Some of the most common causes of back pain include:
- Strain: You might get a back pain if you are suffering from strained muscles, strained ligaments, or a muscle spasm. You can also experience a back pain by lifting something too heavy or lifting something improperly.
- Structural Problem: If you are experiencing a back pain there are high chances that you might be suffering from ruptured discs. Patients suffering from arthritis also experience pain in their joints, lower back, hands and knees.
- Cancer or infection: A tumor located on the spinal cord or a person with tender warm area can also experience back pain, which only worsens with time.
- Poor Posture: One of the most commonly observed reasons of back pain is wrong posture. Bending awkwardly, standing for a long period, pushing something. Carrying someone, muscle tension, over-stretching and bending down for long periods can cause back pain.
Sign and Symptoms
Back pain is recognized by pain anywhere in the back, sometimes traveling down to the legs and buttocks. In a majority of cases, the signs and symptoms become clear within a short span of time.
If you are seeing any of the following signs accompanying the back pain, go see a doctor:
- Elevated Body Temperature.
- Pain Down The Legs.
- Weight Loss.
- Pain Reaching The Knees.
- Inflammation on The Back.
- Difficulty Urinating.
- Trauma or Blow to the Back.
- Numbness Around the Buttock.
- Fecal Incontinence.
- Persistent Pain in The Back.
Back pain is associated with a number of risk factors. Read on to know more!
- A sedentary Lifestyle.
- A mentally Stressful Job.
- Older Adults are More Susceptible to Back Pain.
- Female Experience Back Pain More Than Males.
- Pregnant Women are Much More Likely to Get a Lower Back Pain.
- Anxiety and Depression.
- Obesity and Improper Posture.
- Strenuous Physical Exercise or Improper Workout.
Diagnosing Back Pain
General physicians are able to diagnose a back pain after conducting a physical examination. However, there are some further tests that can be recommended by the doctor to suspect back problems. Some of them are:
- X-rays: X-ray is often used to see the alignment of the bones and to check whether the patient is suffering from broken bones or not.
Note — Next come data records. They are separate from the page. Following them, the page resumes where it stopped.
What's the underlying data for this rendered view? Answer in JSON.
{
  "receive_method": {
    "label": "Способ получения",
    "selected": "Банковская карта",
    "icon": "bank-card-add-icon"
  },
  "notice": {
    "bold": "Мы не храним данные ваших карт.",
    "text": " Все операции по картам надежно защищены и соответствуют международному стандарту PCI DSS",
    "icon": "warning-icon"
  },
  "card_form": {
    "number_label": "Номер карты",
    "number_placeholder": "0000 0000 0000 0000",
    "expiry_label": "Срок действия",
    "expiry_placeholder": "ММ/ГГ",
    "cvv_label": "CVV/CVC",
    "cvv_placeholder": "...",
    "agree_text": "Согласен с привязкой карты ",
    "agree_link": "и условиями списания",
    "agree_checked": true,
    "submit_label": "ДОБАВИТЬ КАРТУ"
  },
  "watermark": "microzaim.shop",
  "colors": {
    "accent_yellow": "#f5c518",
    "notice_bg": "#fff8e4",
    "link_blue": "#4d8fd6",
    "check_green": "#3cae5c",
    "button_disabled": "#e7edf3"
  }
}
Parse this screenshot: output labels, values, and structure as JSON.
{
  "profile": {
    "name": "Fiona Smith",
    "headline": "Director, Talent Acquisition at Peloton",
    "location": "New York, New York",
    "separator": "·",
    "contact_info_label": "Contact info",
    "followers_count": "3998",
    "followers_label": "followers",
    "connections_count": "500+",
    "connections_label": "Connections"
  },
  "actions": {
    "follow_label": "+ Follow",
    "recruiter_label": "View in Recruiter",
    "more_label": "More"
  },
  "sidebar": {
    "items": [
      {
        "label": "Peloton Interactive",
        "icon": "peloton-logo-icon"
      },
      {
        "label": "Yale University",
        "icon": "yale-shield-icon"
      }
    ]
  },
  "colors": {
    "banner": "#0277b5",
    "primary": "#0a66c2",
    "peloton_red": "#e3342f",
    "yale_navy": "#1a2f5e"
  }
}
X-rays are not ideal for detecting problems with the spinal cord, discs, muscles or nerves.
- CT scan or MRI: CT scans or MRI is good for revealing problems with tissues, blood vessels, ligaments, muscles, and bones.
- EMG: Electromyography or EMG measure the electrical impulses produced by the nerves. This study is used to confirm nerve compression that occurs with spinal stenosis or herniated discs.
- Chiropractor: A chiropractor generally diagnoses back pain by visual inspection or by touching. Most chiropractors also ask the patients to get imaging scan results along with blood and urine tests.
Treatment for Back Pain
If you have been thinking how you can get the lower back pain treated, there are a variety of ways to do the same.
- Heat and Ice Packs.
Back pain is generally treated with over the counter drugs and painkillers but some doctors suggest the patient to rest for a couple of days to get rid of the problem. If you are suffering from a back pain that does not respond well to OTC painkillers, there are high chances that the doctor will prescribe you NSAIDs.